5. If a multi-reader multi-case (MRMC) comparative effectiveness study was done, If so, what was the effect size of how much human readers improve with AI vs without AI assistance

• No, a multi-reader multi-case (MRMC) comparative effectiveness study was not done. This type of study design is typically used for AI-powered diagnostic imaging devices where human readers interpret images with or without AI assistance. This device is an automated in vitro diagnostic system for antimicrobial susceptibility testing, not requiring human interpretation of complex visual data for its primary function.

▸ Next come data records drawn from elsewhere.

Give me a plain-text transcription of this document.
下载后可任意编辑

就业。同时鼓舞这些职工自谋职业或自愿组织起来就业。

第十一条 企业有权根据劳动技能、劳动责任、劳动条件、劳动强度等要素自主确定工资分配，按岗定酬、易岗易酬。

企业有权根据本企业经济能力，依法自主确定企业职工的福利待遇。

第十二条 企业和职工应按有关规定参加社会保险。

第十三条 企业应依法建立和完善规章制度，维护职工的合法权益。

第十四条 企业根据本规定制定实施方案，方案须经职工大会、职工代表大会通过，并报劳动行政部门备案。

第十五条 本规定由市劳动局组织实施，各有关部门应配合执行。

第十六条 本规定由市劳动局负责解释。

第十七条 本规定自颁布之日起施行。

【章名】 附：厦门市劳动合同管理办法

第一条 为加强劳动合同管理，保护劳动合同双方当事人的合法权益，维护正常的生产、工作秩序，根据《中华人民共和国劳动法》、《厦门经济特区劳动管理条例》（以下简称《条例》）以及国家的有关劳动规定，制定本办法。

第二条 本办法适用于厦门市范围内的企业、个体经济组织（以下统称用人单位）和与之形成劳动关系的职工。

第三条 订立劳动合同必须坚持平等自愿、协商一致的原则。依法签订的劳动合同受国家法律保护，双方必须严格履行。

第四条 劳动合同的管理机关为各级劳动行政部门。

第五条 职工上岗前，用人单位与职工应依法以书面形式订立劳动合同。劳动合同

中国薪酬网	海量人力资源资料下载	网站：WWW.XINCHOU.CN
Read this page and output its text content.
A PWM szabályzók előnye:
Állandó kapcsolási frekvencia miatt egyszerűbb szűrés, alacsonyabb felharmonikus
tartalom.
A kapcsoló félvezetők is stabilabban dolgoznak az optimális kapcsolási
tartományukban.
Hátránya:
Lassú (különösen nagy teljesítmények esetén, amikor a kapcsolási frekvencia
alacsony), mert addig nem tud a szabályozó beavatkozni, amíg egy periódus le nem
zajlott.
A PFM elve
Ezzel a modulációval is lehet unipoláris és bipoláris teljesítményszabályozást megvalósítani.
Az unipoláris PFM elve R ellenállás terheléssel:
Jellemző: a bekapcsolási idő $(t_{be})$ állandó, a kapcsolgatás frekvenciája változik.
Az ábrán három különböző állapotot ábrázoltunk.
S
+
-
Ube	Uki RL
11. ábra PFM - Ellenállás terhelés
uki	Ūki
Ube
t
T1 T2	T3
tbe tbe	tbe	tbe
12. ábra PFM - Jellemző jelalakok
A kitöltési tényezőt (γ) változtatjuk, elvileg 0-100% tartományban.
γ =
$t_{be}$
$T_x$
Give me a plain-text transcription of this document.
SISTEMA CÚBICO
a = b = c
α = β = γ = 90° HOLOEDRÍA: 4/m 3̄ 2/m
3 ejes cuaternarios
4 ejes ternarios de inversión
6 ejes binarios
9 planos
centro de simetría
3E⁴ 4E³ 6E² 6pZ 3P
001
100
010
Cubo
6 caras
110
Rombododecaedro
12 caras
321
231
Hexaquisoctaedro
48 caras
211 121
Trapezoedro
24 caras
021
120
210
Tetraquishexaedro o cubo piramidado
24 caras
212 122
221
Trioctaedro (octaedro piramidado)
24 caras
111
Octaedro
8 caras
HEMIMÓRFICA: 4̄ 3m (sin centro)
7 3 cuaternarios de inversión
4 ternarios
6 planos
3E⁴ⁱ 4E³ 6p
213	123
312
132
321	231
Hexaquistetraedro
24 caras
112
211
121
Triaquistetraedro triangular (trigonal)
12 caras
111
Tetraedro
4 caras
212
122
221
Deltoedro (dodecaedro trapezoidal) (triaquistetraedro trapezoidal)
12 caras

6. If a standalone (i.e. algorithm only without human-in-the-loop performance) was done

• Yes, the performance study effectively evaluates the "standalone" performance of the VITEK® 2 AST-GP Daptomycin system. The system automatically processes the samples and generates MIC values and interpretive categories, which are then compared directly to the CLSI broth microdilution reference method. There is no human intervention in the device's determination of susceptibility.

7. The Type of Ground Truth Used

• The ground truth used was the CLSI broth microdilution reference method, which is a highly standardized and accepted laboratory method for determining antimicrobial susceptibility. This is essentially a "gold standard" laboratory method.

8. The Sample Size for the Training Set

• The document does not provide information on the training set size. This type of premarket notification summary focuses on the performance evaluation of the final device, not typically on the specific dataset used for algorithm development or training. The "Discriminant Analysis" mentioned under "Analysis Algorithms" implies a statistical model was used, which would have been developed/trained on a dataset, but details of this dataset are not included in this summary.

9. How the Ground Truth for the Training Set Was Established

• As the training set details are not provided, the method for establishing its ground truth is also not described in this summary. It would logically be established using a similar or identical reference method to the test set, but this is not confirmed.